Q: Russell Wilson’s injuries were a huge topic of discussion during the 2016 season and with hindsight, we get an even better picture that his overall production and play was down. Especially when balanced against his phenomenal 2015 campaign. In the future, do you think we will be able to measure the DVOA difference between actual play through certain types of injuries (ie high ankle sprain, injured thumb, knee brace, etc.) and expected play if said player was not on the injury report, therefore giving us perhaps a better understanding of how damaging certain injuries are?

Carl: This would be something incredibly useful to know to get a sense of how much an individual injury impacted a player’s performance. But with the limited details available to the general public surrounding player injuries, it’s hard to say exactly how hindered a player is feeling in a given week. There are a variety of things you would need to consider. How long has the player had to heal up? Was there just a bye week where he could avoid putting extra stress on his ankle/shoulder/hip? How much does the injury impact the player’s style of play (like the difference between Tom Brady’s mobility being limited and Russell Wilson’s mobility being limited)? How much of the team’s playbook is still usable given the injury limitations? And so on and so forth.
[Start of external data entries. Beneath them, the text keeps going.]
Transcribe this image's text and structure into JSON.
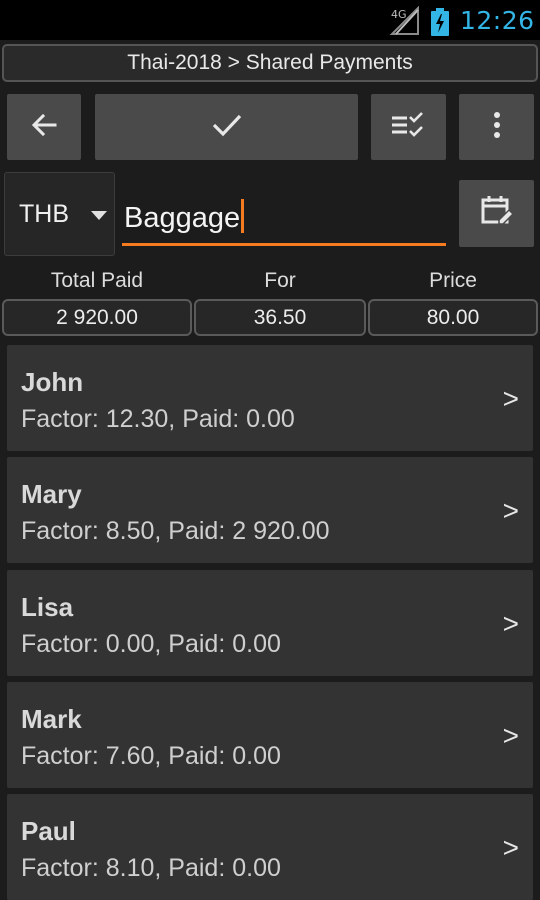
{
  "status_bar": {
    "network_label": "4G",
    "network_icon": "signal-icon",
    "battery_icon": "battery-charging-icon",
    "time": "12:26",
    "accent_color": "#33b5e5"
  },
  "breadcrumb": "Thai-2018 > Shared Payments",
  "toolbar": {
    "back_icon": "arrow-left-icon",
    "confirm_icon": "check-icon",
    "checklist_icon": "checklist-icon",
    "more_icon": "more-vertical-icon"
  },
  "form": {
    "currency": "THB",
    "name_value": "Baggage",
    "calendar_icon": "calendar-edit-icon",
    "accent_color": "#f47b20"
  },
  "summary": {
    "total_paid_label": "Total Paid",
    "total_paid_value": "2 920.00",
    "for_label": "For",
    "for_value": "36.50",
    "price_label": "Price",
    "price_value": "80.00"
  },
  "people": [
    {
      "name": "John",
      "detail": "Factor: 12.30, Paid: 0.00",
      "chevron": ">"
    },
    {
      "name": "Mary",
      "detail": "Factor: 8.50, Paid: 2 920.00",
      "chevron": ">"
    },
    {
      "name": "Lisa",
      "detail": "Factor: 0.00, Paid: 0.00",
      "chevron": ">"
    },
    {
      "name": "Mark",
      "detail": "Factor: 7.60, Paid: 0.00",
      "chevron": ">"
    },
    {
      "name": "Paul",
      "detail": "Factor: 8.10, Paid: 0.00",
      "chevron": ">"
    }
  ]
}
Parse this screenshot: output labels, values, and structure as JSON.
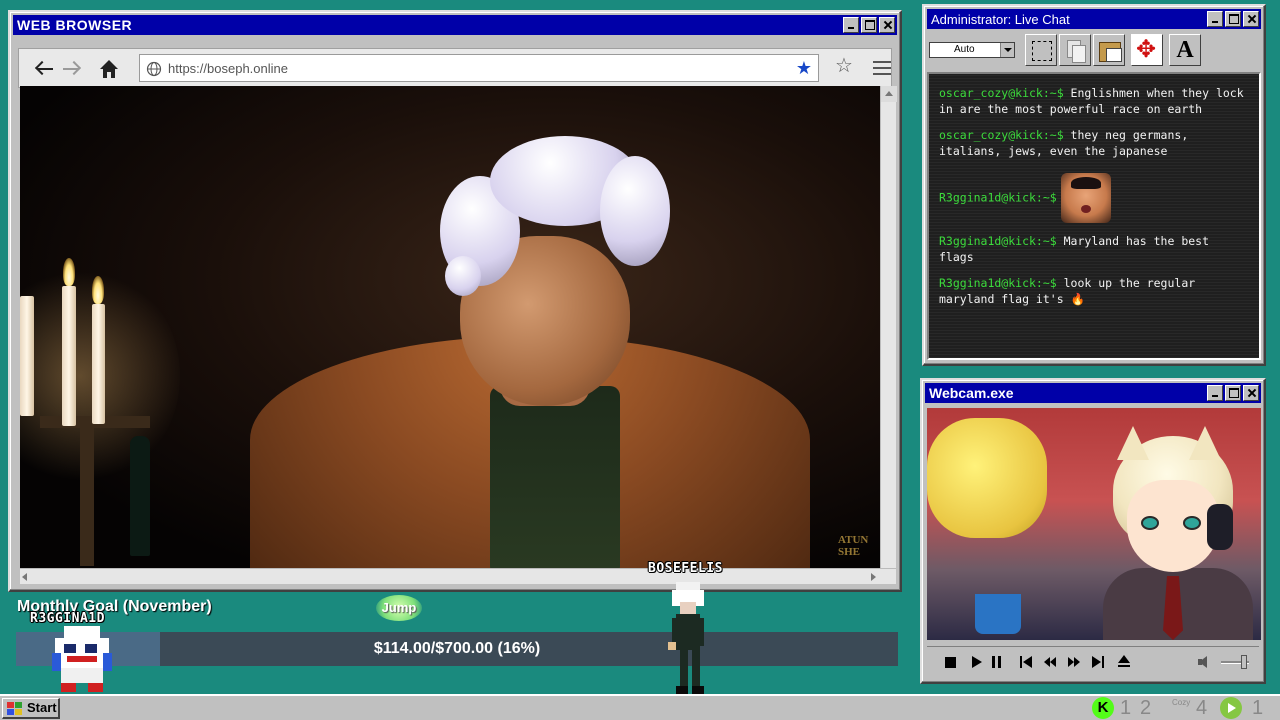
{
  "browser": {
    "title": "WEB BROWSER",
    "url": "https://boseph.online",
    "video_watermark": "ATUN\nSHE"
  },
  "chat": {
    "title": "Administrator: Live Chat",
    "font_size_select": "Auto",
    "messages": [
      {
        "user": "oscar_cozy@kick:~$",
        "text": " Englishmen when they lock in are the most powerful race on earth"
      },
      {
        "user": "oscar_cozy@kick:~$",
        "text": " they neg germans, italians, jews, even the japanese"
      },
      {
        "user": "R3ggina1d@kick:~$",
        "text": "",
        "emote": "shocked-face-emote"
      },
      {
        "user": "R3ggina1d@kick:~$",
        "text": " Maryland has the best flags"
      },
      {
        "user": "R3ggina1d@kick:~$",
        "text": " look up the regular maryland flag it's 🔥"
      }
    ]
  },
  "webcam": {
    "title": "Webcam.exe"
  },
  "goal": {
    "label": "Monthly Goal (November)",
    "amount_text": "$114.00/$700.00 (16%)",
    "current": 114.0,
    "target": 700.0,
    "percent": 16
  },
  "overlay": {
    "player1_name": "R3GGINA1D",
    "player2_name": "BOSEFELIS",
    "jump_label": "Jump"
  },
  "taskbar": {
    "start_label": "Start",
    "tray_nums": [
      "1",
      "2",
      "4",
      "1"
    ],
    "tray_cozy": "Cozy"
  },
  "colors": {
    "desktop": "#1a8a7e",
    "titlebar": "#0000a8",
    "chat_user": "#3cdc3c",
    "kick_green": "#53fc18"
  }
}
Now, in a large enough sample of players playing through injuries, we could be able to assess how much of a drop off in performance occurs on average at different positions. But in a given NFL season, there are only so many players at the same position that play through the same injuries, meaning that it would take us a long, long time to get the necessary empirical data to break it down by position, which would be very important to consider. As an example, it’s a much bigger restriction if a quarterback injures his finger than if his left guard does the same. It’s another topic that would be really useful to investigate but is made far more difficult by how short the season is and how many different combinations of positions and injuries that are possible.